# Deleting Texts



## HmaeC (Jan 12, 2021)

Recently I found out my husband has been deleting texts from an ex girlfriend (Amy- is what we will call her). Apparently she’s been texting him every few weeks or months to see how him and his family are doing (according to her, as I messaged her asking for screenshots of their recent conversation). 

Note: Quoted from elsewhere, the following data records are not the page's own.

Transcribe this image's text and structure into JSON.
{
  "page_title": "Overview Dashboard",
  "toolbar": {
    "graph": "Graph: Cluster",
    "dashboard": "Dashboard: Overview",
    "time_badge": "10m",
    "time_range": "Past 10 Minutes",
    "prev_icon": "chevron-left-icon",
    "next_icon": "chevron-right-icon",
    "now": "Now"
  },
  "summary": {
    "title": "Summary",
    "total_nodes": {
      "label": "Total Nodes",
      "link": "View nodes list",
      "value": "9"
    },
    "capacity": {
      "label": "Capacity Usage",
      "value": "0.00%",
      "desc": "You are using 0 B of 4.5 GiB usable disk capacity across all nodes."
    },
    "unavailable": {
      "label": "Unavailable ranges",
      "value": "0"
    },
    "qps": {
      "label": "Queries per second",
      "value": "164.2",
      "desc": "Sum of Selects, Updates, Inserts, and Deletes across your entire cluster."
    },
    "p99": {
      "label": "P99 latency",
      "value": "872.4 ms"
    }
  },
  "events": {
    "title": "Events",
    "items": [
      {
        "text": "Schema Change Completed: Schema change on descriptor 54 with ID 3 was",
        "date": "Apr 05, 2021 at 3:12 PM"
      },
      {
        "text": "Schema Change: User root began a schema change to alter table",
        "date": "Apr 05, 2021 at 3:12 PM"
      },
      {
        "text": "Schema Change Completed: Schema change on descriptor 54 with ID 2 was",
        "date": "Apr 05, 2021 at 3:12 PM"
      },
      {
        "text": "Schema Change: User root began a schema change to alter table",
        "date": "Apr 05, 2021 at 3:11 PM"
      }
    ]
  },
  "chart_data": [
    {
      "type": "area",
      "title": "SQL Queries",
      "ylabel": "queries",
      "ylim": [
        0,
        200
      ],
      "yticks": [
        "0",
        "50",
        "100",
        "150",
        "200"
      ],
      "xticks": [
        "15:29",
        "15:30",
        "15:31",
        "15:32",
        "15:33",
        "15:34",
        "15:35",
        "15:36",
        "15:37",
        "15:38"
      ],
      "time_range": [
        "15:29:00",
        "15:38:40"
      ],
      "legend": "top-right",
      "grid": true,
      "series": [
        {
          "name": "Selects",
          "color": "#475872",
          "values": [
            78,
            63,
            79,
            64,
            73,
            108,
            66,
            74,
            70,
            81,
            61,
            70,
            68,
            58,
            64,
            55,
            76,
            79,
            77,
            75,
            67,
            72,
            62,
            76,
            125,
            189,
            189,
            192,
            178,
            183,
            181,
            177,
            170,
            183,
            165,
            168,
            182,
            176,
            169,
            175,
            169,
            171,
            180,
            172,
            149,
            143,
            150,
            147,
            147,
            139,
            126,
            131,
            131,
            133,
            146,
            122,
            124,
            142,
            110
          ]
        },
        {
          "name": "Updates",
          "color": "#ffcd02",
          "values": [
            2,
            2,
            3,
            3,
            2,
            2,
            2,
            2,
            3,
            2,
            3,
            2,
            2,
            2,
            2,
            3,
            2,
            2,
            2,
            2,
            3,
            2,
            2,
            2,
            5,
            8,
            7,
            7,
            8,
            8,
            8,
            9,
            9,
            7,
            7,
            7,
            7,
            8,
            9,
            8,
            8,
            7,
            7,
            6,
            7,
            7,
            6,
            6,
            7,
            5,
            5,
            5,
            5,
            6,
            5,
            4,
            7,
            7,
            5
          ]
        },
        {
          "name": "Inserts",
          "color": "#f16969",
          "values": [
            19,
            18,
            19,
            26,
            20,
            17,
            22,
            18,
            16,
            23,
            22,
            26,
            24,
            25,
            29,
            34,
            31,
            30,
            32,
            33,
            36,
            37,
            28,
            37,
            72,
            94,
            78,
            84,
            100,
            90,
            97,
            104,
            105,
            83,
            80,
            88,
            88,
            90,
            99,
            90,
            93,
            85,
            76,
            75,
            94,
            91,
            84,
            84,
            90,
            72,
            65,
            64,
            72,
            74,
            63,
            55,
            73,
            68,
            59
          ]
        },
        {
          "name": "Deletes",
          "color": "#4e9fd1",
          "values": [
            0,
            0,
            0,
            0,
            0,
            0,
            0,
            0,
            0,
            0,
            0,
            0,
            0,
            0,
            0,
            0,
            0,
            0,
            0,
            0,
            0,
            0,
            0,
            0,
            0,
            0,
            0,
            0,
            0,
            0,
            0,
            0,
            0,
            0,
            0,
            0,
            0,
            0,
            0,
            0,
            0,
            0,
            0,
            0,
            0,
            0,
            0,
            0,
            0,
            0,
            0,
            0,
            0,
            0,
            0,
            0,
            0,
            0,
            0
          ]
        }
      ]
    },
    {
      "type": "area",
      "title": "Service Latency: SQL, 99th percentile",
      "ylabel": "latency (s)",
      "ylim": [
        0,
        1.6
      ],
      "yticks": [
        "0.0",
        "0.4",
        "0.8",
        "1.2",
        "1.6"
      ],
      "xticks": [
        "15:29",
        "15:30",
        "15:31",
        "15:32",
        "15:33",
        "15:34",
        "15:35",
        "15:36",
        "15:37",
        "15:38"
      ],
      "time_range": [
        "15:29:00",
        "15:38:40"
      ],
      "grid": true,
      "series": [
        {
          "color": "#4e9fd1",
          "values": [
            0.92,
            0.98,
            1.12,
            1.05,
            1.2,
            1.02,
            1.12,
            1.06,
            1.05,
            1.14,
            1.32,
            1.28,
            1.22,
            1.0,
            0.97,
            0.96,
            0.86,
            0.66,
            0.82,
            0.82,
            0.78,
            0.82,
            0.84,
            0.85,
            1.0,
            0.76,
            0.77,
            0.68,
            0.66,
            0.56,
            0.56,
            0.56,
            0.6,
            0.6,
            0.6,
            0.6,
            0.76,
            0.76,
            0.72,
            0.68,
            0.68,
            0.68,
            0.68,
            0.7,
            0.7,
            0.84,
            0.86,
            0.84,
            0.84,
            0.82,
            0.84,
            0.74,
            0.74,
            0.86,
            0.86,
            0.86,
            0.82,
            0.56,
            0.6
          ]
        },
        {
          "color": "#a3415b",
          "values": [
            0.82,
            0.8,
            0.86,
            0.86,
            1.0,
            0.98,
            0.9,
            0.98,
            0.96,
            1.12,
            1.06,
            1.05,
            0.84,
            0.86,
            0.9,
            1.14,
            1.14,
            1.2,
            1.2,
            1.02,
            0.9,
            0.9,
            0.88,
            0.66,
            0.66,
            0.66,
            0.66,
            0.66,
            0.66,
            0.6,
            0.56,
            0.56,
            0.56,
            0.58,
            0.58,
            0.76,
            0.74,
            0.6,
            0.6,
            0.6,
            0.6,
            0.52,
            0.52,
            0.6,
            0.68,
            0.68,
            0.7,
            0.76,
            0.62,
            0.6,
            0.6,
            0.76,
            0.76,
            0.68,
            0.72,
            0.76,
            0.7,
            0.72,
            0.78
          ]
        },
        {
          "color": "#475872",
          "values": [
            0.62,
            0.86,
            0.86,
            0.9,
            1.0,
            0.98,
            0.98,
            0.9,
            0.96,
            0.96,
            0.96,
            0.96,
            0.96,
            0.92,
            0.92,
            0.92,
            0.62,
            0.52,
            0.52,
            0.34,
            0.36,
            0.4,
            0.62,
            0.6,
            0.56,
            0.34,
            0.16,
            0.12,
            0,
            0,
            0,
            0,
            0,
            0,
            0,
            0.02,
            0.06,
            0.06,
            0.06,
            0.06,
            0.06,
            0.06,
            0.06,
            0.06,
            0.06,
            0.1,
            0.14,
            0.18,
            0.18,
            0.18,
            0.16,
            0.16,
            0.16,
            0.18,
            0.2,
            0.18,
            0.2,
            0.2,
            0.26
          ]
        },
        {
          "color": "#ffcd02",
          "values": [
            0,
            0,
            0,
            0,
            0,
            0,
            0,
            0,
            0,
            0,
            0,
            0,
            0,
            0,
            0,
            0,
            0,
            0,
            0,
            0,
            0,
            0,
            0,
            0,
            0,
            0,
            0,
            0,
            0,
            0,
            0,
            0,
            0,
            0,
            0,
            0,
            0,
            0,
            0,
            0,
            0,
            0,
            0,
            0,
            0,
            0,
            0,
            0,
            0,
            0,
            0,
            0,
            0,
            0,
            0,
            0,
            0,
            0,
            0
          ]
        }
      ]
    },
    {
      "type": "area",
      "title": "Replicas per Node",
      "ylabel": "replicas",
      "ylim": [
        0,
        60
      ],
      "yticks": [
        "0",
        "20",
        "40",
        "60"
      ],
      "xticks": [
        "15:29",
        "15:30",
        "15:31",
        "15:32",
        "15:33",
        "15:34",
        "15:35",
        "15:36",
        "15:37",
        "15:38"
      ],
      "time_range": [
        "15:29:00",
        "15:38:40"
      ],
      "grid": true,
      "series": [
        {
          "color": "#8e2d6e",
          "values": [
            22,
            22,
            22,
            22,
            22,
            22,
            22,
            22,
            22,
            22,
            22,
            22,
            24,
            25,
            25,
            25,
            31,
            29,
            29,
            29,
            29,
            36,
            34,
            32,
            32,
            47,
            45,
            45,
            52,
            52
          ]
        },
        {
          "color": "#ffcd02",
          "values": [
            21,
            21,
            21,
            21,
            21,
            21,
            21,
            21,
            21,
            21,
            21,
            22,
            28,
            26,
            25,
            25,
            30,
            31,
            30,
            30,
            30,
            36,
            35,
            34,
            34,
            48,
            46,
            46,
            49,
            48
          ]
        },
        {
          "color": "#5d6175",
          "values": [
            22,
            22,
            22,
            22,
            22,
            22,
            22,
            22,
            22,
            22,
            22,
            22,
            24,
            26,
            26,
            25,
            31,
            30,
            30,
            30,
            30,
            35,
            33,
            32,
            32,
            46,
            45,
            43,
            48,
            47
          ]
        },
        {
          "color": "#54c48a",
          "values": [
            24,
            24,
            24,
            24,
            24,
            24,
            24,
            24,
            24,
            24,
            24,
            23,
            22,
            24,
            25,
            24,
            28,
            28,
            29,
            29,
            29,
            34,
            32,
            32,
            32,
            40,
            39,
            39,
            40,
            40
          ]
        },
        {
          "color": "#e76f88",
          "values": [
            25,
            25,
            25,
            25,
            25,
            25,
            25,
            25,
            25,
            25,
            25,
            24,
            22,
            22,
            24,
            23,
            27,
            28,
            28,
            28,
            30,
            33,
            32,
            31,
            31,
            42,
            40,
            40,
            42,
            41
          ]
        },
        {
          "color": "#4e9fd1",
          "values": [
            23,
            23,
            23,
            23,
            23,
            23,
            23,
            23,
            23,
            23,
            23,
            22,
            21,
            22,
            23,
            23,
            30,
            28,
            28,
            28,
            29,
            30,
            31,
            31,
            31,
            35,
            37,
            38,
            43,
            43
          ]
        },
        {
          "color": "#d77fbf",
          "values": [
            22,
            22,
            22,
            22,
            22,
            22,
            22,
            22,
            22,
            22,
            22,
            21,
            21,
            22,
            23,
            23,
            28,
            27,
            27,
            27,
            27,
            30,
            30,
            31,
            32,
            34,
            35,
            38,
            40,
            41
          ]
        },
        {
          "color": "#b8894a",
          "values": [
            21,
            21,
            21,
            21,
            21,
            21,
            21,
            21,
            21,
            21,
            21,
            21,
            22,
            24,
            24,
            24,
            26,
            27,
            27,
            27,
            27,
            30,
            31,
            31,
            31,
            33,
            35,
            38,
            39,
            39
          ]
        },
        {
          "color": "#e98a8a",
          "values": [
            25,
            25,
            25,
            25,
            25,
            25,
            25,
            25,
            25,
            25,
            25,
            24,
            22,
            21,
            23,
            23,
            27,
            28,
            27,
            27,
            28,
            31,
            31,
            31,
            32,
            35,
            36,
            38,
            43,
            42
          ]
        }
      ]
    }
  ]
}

How I found out. A friend called me to let me know my husband invited Amy to the races (he is a racer). And she brought her friend Clara who apparently hooked up with his best friend who also races. Clara sent all conversations between her and my friends boyfriend to her. In the conversation my husbands friend (Carl) mentions “too my Roger (my husband) is so boring, or maybe Amy would have stuck around longer”. Indicating my husband didn’t give her any special attention. 
When I confronted him, he first denies messaging her. Then admits he has but deletes them because he knows I’ll get mad ...... but says he’s only responded that we are all good. And that at Christmas when she text asking to bring cookies to him and his family he said to her “no, that’s disrespectful. How would you feel an ex bringing cookies over to your home?” 
I reached out to her (Amy) to see if she could send me screenshots of their conversation that he deleted. She seemed to beat around the bush and then finally said that she deleted them too, as she always deletes all her texts and emails. 
I don’t think my husband cheated. BUT isn’t deleting messages a step in that direction? 
Clara, the friend who was telling us EVERYTHING that happened, also said they did not even really talk or anything. And Amy grew up going to the races but hadn’t been in a while. So wasn’t completely out of her domain. 

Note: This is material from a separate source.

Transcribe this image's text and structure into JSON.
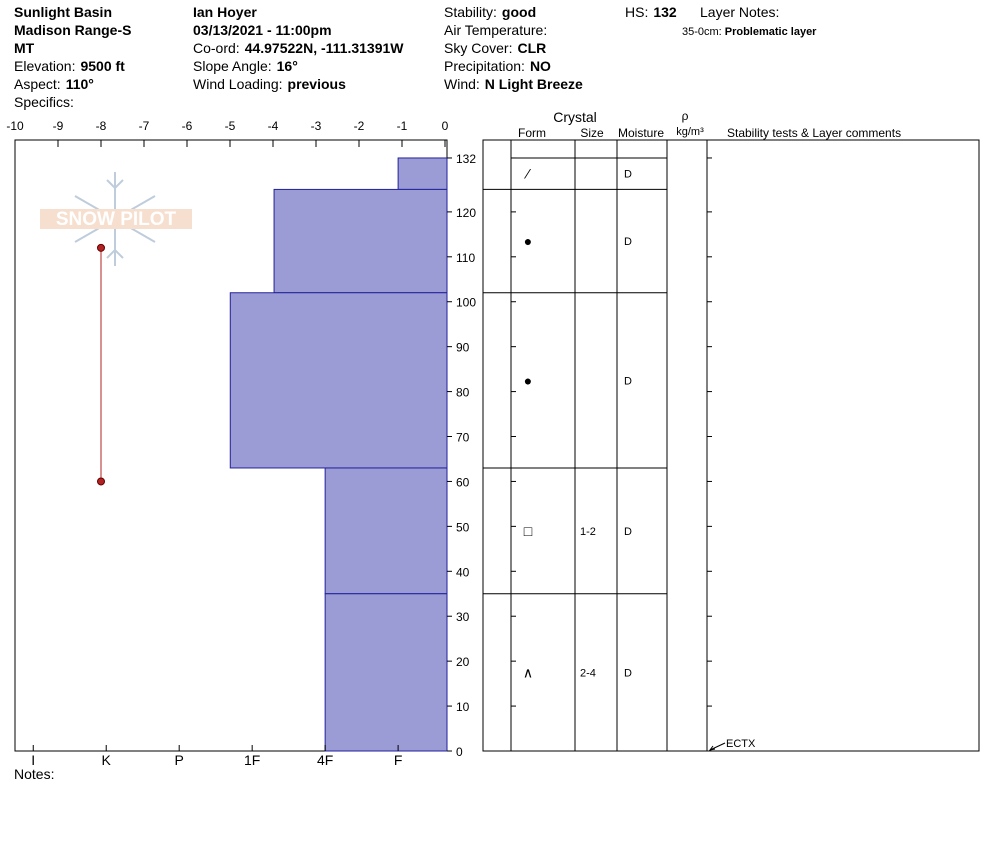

However to add more to the issue, I made him leave and told him to go stay with a friend. But when he said he was going to stay at the beach I decided to tell him he can stay home in the other room instead. I don’t see why he gets a vacation during our fight that he caused. 
When he got home I asked where he had been as it took a while to get home. He said he got food and my icee I asked for and came home. 
I later see in his phone he went to a bar that the friend who cheated his uncle owns and where his friend was hanging out. He was there around 2 hours. 
I confronted him and he said he didn’t want to tell me as he thought I would get made that he was with the cheating friend. 
He doesn’t drink. So I believe he was there to talk crap with his friend (who he normally tells he is making huge mistakes as this isn’t the friends first time cheating). 

Do we do counseling to work on his habit of lying/hiding things?
Or does it seem he is cheating and I’m just not finding all evidence? 

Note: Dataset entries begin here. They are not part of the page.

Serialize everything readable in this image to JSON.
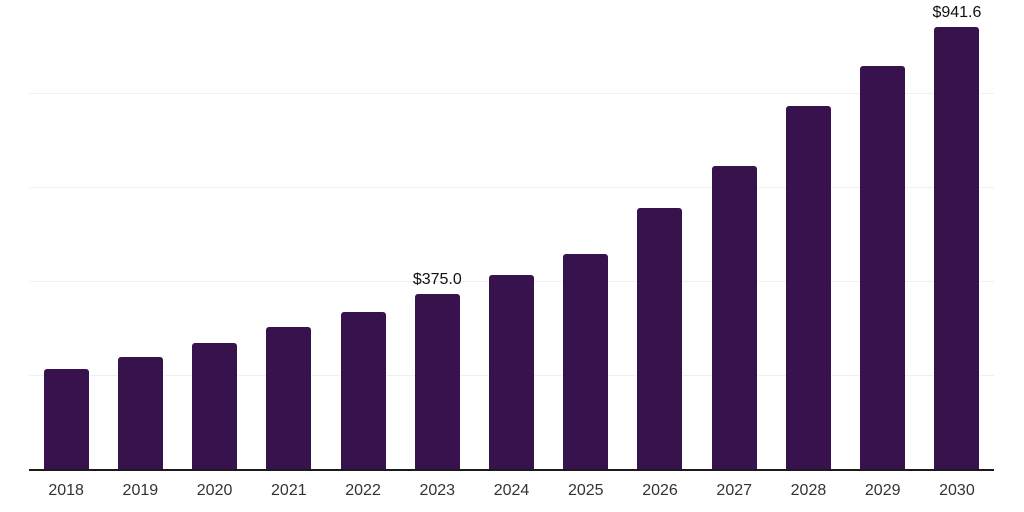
{
  "chart_data": {
    "type": "bar",
    "title": "",
    "xlabel": "",
    "ylabel": "",
    "categories": [
      "2018",
      "2019",
      "2020",
      "2021",
      "2022",
      "2023",
      "2024",
      "2025",
      "2026",
      "2027",
      "2028",
      "2029",
      "2030"
    ],
    "values": [
      214,
      240,
      271,
      305,
      336,
      375.0,
      415,
      459,
      558,
      647,
      775,
      860,
      941.6
    ],
    "value_labels": [
      "",
      "",
      "",
      "",
      "",
      "$375.0",
      "",
      "",
      "",
      "",
      "",
      "",
      "$941.6"
    ],
    "ylim": [
      0,
      1000
    ],
    "gridline_step": 200,
    "grid": "horizontal",
    "legend": "none",
    "colors": {
      "bar": "#38124c",
      "axis_line": "#1a1a1a",
      "gridline": "#f0f0f0",
      "tick_label": "#333333",
      "value_label": "#111111",
      "background": "#ffffff"
    }
  }
}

Sent from my iPhone using Tapatalk


----------



## Sfort (Sep 28, 2019)

How old are you?


----------



## bobert (Nov 22, 2018)

HmaeC said:


> A friend called me to let me know my husband invited Amy to the races (he is a racer). And she brought her friend Clara who apparently hooked up with his best friend who also races. Clara sent all conversations between her and my friends boyfriend to her. In the conversation my husbands friend (Carl) mentions “too my Roger (my husband)


I'm lost already... 

At the very least you two have communication issues and you have a liar for a husband. Chances are him and Amy are, at minimum, having inappropriate chats. They are hiding and deleting texts for a reason, and "I always do" is pretty darn fishy. 

Depending on what app he uses to text, you can run a recovery software to get them back. Check his phone records, does he call her? If he does put a VAR in his car or wherever you think he makes calls from.


----------



## HmaeC (Jan 12, 2021)

bobert said:


> I'm lost already...
> 
> At the very least you two have communication issues and you have a liar for a husband. Chances are him and Amy are, at minimum, having inappropriate chats. They are hiding and deleting texts for a reason, and "I always do" is pretty darn fishy.
> 
> Depending on what app he uses to text, you can run a recovery software to get them back. Check his phone records, does he call her? If he does put a VAR in his car or wherever you think he makes calls from.


Yes, I was trying to figure out how to recover the texts. I will also pull the call records but it is hard since our phones are under his account. 

It’s hard to take his word on anything when I just caught him lying but he swears it was nothing and at Christmas time is when he actually said to her to stop texting which is why she text to see if it would be awkward if she went to the races. I really hope we can recover the texts to see that’s true. 


Sent from my iPhone using Tapatalk


----------



## HmaeC (Jan 12, 2021)

HmaeC said:


> Yes, I was trying to figure out how to recover the texts. I will also pull the call records but it is hard since our phones are under his account.
> 
> It’s hard to take his word on anything when I just caught him lying but he swears it was nothing and at Christmas time is when he actually said to her to stop texting which is why she text to see if it would be awkward if she went to the races. I really hope we can recover the texts to see that’s true.
> 
> ...


I pulled the call/text records from the cell service. No calls were ever made to her. But seems he was texting 3-5 texts every other month. No videos or pictures exchanged. 


Sent from my iPhone using Tapatalk


----------



## Trustless Marriage (Mar 1, 2021)

He is lying. I was in a similar situation. My wife was having private chats with a old "friend" on Facebook behind my back. One day she left it open and I poked around. There were 2 messages to some guy. The second to the last showed they were clearly in the middle of some conversation so I knew there had been some deleted messages. At first she even denied messaging him when I brought his name up. Then she admitted a quick catchup session with him. I told her some messages were deleted. She denied deleting any messages. Then she admitted deleting them because there were too many messages for the window. Then she admitted she deleted them cause of one text she wrote complementing him on a kiss he gave her while in college and knew I would be mad. I could not get those messages back even with a dump from facebook. Then the last message I saw was her 2 weeks later asking where he was - that it had been awhile since she heard from him and was worried. Sound like a catch up? Nope - sounds like a long drawn out conversation. She also said they never talked on the phone. Then admitted she did once. Then later it became 2 times they talked on the phone. But she claims she would have drawn the line if he asked her to meet out. Ya right.

My point is he is lying and so is she. He needs to come clean.


----------